Vers la fin des années 50, Willis O’Brien, le génie derrière les effets spéciaux du King Kong de Cooper et Schoedsack (1933), avait l’idée un peu folle de vouloir se faire affronter son bébé King Kong et une créature de Frankenstein géante, pour prolonger le mythe de la créature simiesque. Le producteur John Beck, incapable de trouver un studio prêt à monter le projet, revendit l’idée à la Toho sans en avertir O’Brien. Ce n’est que quelques années plus tard, à la sortie de King Kong vs Godzilla, qu’O’Brien découvrit, consterné, ce qu’était devenu son idée. Il décéda quelques mois plus tard, ce qui amena les fans de l’artiste américain a faire des liens inutiles et à détester les films de kaiju, en particulier Godzilla. King Kong vs Godzilla deviendra lui, avec le temps et les ressorties, le plus gros succès de la franchise au Japon avec plus de 12 millions de spectateurs.


Je ne nie pas que d’avoir vu ce film directement après le décevant Mothra a du jouer en sa faveur me concernant. J’aime toutefois croire également que je n’aurais pas mis une note très différente de l’actuelle si c’était le premier kaiju-eiga que je découvrais, tant King Kong vs Godzilla possède de très belles qualités. D’une part, on ne s’ennuie pas dans ce film résolument orienté vers la famille au sens large : le ton est assez léger, la comédie est omniprésente (chez les personnages mais aussi King Kong lui-même) et le rythme est soutenu, le film enchaînant les moments de tension (l’île de Kong, l’attaque du train) et d’action avec une certaine fluidité.

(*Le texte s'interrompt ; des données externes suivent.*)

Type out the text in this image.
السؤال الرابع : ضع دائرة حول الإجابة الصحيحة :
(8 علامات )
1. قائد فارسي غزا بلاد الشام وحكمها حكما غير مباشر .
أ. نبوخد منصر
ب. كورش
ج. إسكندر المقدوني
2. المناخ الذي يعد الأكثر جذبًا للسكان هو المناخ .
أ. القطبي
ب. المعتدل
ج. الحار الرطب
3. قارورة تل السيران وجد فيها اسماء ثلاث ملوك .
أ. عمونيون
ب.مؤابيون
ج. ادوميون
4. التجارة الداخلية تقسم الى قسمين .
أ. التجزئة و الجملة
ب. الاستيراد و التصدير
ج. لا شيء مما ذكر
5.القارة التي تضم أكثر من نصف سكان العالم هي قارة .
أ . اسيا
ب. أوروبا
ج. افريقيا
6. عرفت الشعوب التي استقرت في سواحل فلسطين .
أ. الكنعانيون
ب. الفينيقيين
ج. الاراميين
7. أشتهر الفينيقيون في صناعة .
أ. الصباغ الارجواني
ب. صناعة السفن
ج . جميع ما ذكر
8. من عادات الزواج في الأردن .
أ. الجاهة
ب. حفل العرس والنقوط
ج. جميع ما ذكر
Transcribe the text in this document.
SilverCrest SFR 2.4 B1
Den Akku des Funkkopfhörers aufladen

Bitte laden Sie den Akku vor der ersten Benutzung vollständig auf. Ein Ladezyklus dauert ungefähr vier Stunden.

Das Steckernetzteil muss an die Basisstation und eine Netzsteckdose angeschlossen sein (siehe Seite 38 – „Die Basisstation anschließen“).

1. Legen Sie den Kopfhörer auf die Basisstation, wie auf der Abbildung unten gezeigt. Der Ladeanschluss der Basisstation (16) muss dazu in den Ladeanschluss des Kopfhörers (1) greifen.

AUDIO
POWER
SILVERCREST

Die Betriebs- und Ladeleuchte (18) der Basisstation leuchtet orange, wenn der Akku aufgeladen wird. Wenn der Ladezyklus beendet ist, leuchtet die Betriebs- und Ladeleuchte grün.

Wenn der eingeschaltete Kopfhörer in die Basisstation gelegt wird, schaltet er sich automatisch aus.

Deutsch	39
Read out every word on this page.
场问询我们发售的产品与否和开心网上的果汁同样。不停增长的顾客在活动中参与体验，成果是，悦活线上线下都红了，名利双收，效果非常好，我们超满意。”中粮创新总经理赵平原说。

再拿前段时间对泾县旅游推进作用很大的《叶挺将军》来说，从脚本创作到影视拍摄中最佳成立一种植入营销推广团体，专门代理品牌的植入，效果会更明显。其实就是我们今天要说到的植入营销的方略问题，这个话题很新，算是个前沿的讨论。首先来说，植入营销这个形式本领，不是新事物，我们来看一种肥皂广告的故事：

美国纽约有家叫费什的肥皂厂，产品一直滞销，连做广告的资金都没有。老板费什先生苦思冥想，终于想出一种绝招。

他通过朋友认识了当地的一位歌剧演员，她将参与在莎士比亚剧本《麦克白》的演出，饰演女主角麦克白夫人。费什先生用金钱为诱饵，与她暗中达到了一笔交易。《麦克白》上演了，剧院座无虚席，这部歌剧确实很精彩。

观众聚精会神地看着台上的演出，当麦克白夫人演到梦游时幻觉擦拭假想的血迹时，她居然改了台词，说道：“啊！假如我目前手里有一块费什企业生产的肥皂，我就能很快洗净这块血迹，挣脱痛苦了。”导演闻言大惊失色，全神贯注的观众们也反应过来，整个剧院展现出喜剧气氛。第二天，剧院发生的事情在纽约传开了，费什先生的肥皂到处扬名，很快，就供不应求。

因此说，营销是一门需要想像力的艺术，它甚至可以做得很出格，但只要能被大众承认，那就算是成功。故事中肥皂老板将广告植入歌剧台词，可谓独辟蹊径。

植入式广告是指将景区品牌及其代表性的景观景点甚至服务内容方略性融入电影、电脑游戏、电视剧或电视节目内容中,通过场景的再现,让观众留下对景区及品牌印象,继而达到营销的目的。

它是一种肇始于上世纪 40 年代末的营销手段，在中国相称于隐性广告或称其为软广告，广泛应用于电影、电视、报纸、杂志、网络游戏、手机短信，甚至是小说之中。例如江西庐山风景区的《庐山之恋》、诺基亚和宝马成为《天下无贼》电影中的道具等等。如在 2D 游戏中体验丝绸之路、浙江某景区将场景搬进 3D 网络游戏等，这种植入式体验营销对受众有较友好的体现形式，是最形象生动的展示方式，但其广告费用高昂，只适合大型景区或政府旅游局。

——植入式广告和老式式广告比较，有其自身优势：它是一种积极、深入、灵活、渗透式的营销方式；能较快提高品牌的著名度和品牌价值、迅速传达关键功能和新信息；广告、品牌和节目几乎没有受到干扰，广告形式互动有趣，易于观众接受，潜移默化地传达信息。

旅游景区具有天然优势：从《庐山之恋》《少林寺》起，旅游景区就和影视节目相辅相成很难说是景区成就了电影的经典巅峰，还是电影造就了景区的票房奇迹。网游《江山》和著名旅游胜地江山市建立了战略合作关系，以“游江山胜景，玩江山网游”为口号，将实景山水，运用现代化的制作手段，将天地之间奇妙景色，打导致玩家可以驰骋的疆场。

D’autre part, pour en revenir au kaiju-eiga, Honda semble revenir aux essentiels, ramenant les personnages humains à leurs simples figures narratives (le comic relief sous les traits d’une caricature de Groucho Marx, la demoiselle en détresse, le bellâtre héroïque) et laissant surtout la part belle aux monstres, à la destruction urbaine et à une certaine forme de grandeur dans le n’importe quoi. Exit l’abus d’effets spéciaux ratés (ils sont encore là, mais moins nombreux, moins perceptibles, presque mieux réussis à vrai dire), exit toute prétention scénaristique autre qu’une esthétique de la destruction et de la terreur, King Kong vs Godzilla est un divertissement qui s’assume. C’est aussi la “première fois” à de nombreux niveaux : premiers Godzilla et King Kong en couleurs, premier cross-over marquant (Anguirus n’était jamais apparu avant Le retour de Godzilla), premiers recours au stop motion au niveau des effets spéciaux, et surtout première cohérence diégétique puisque le Godzilla du Retour de Godzilla et de King Kong vs Godzilla sont une seule et même créature.


Bon, après, ne me faites pas dire ce que je n’ai pas dit : King Kong vs Godzilla est loin d’être sans défaut, le film ne vole jamais bien haut niveau intellectuel et y a une marge avant de le considérer comme un grand film. Il est néanmoins un grand kaiju-eiga, aboutissement d’une dizaine d’années d’essais de la part d’Honda et de son fidèle acolyte Eiji Tsuburaya aux effets spéciaux, preuve nécessaire que le réalisateur était loin d’être un manchot, s’amusant même à reproduire quelques plans de son maître Akira Kurosawa de ci de là (dont un évoquant directement Rashômon). Un modèle du genre.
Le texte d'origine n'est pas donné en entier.